Mit vielen unvergessenen Eindrücken bin ich von der Waterkant wieder in sächsischen Gefilden eingetroffen. "Ach war dat bannig fein" wie die da oben sagen. Ich muss mich erstmal wieder an den sächsischen Dialekt gewöhnen, denn mehr als eine Woche nur Plattdeutsch, da fällt die Umstellung schwer. Doch der Reihe nach.
Meine Ankunft im Norden, wie zu erwarten mit Regen. Von wegen Sonne putzen (Wink an Shayanna) Doch das sollte sich die kommenen Tage ändern. Da sich sich viel verändert hatte in der Stadt in der ich weilte, bevorzugte ich die Fahrt mit der Straßenbahn um zu meinem Quartier zu kommen. So viele Speicherkarten hatte ich gar nicht mit, um all das zu fotografieren, was ich hätte auf Chip bannen wollen. Naja, egal. Erstmal Behausung beziehen. In Warnemünde, Jugendherberge, direkt am Strand. Klamotten ausgeräumt, und ab nach draußen, dass Wetter hatte sich mittlerweile wieder gelegt. So durchstreifte ich erstmal das Mekka von Rostock, Warnemünde. Ich war überwältigt von den vielen Neuerungen die es dort zu sehen gab. Schnell die Digi gezückt und losgeknipst.
Vor allem der neue Yachthafen ist eine Augenweide für sich. Leider liegt er etwas ungünstig, ist zu Fuss nicht zu erreichen, doch die imposannten Gebäude fallen jedem gleich ins Auge.
Eine leichte Brise wehte um meine Nase, die raue Seeluft, ein Gefühl was ich so schnell nicht wieder eleben werde. Ein Gefühl von Freiheit überkam mich.... Die Eindrücke reihten sich aneinander. Das ganze Ausmaß an Neuerungen war erst bei einer Hafenrundfahrt zu erleben.... Bilder die sich auf meinen Chip bannten um Erinnerungen für eine gewisse Weile festzuhalten.

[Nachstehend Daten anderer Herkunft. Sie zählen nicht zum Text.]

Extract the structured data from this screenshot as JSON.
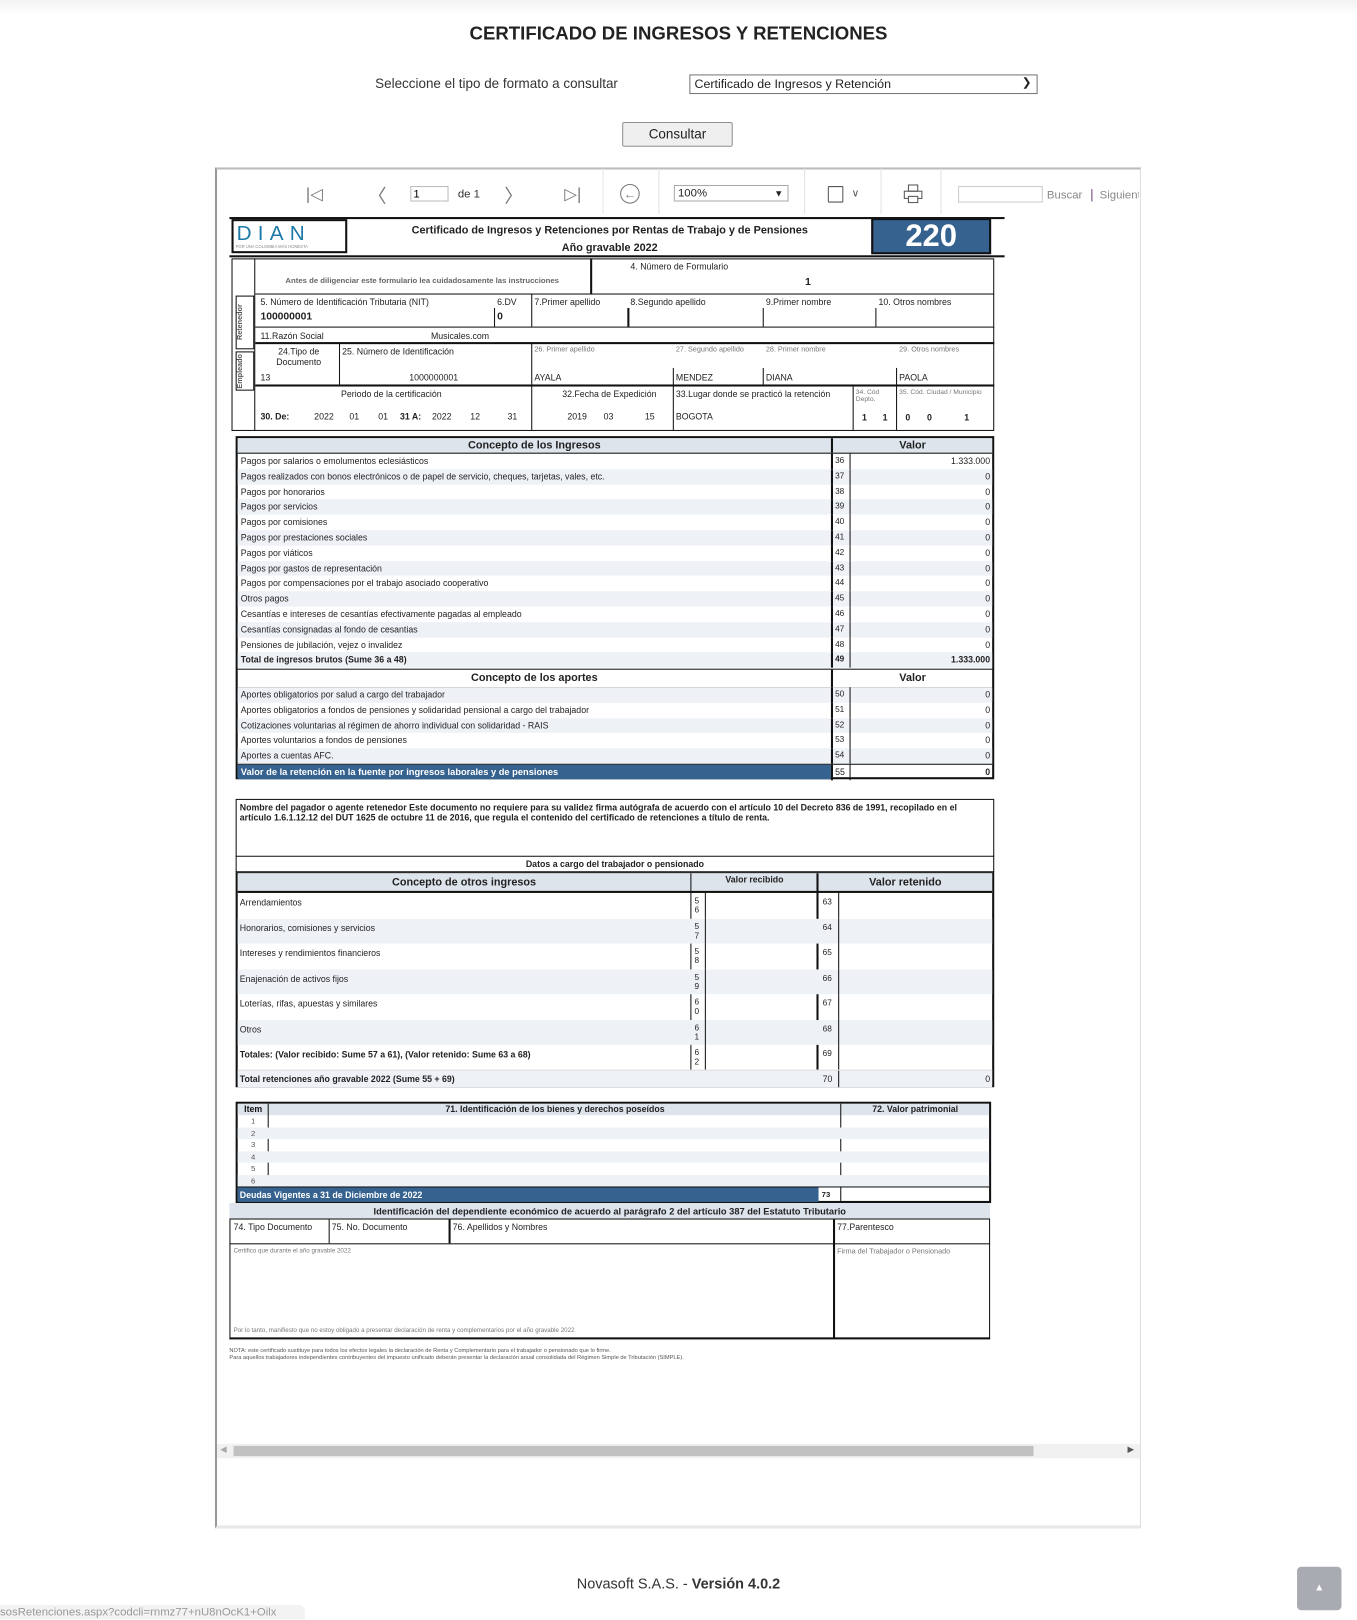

Nach der Shipperfahrt, musste das obligatorische Fischbrötchen her. Ein Genuss, den es in Sachsen nicht gibt :-) zumindest nicht so gut wie im Norden. Zudem kehrte ich hier ein und auch hier. Beides sind Pflichtpunkte eines jeden Besuches in Rostock. Jeden Tag an dem ich unterwegs war, gab es viel neues zu entdecken... Zudem stand ein Besuch im neueröffneten Ozeaneum auf dem Programm in einer der zweitschönsten Städte, Stralsund.
Doch nicht nur in der Gegend rumstreifen war angesagt, sondern auch Freunde, Bekannte und alte Weggefährten zu treffen war ein Erlebnis. Wir hatten uns viel Jahre nicht gesehen, es gab viel zu erzählen. So verging die Zeit wie im Fluge. Es tat mir gut, meine Akkus wieder aufzufüllen, nachzudenken über bestimmte Dinge und Prozesse, sodass es nun wieder in den Alltag gehen kann.
Fotos gibt es bei Flickr
Kiek mal wedder in!
4 Kommentare:
Hach, waren die Fotos schön *schwärm*. Und ich hab alles wiedererkannt: den Alten Strom, die Warnowwerft, das Neptunhotel, die "Muschel" und, und, und ... Und ich weiß auch noch: die Sachsen sagen fälschlicherweise Stralsund (Betonung auf U) und es heißt richtig Stralsund (Betonung auf A *g*). Habsch mal gelernt als ich im Norden war :-).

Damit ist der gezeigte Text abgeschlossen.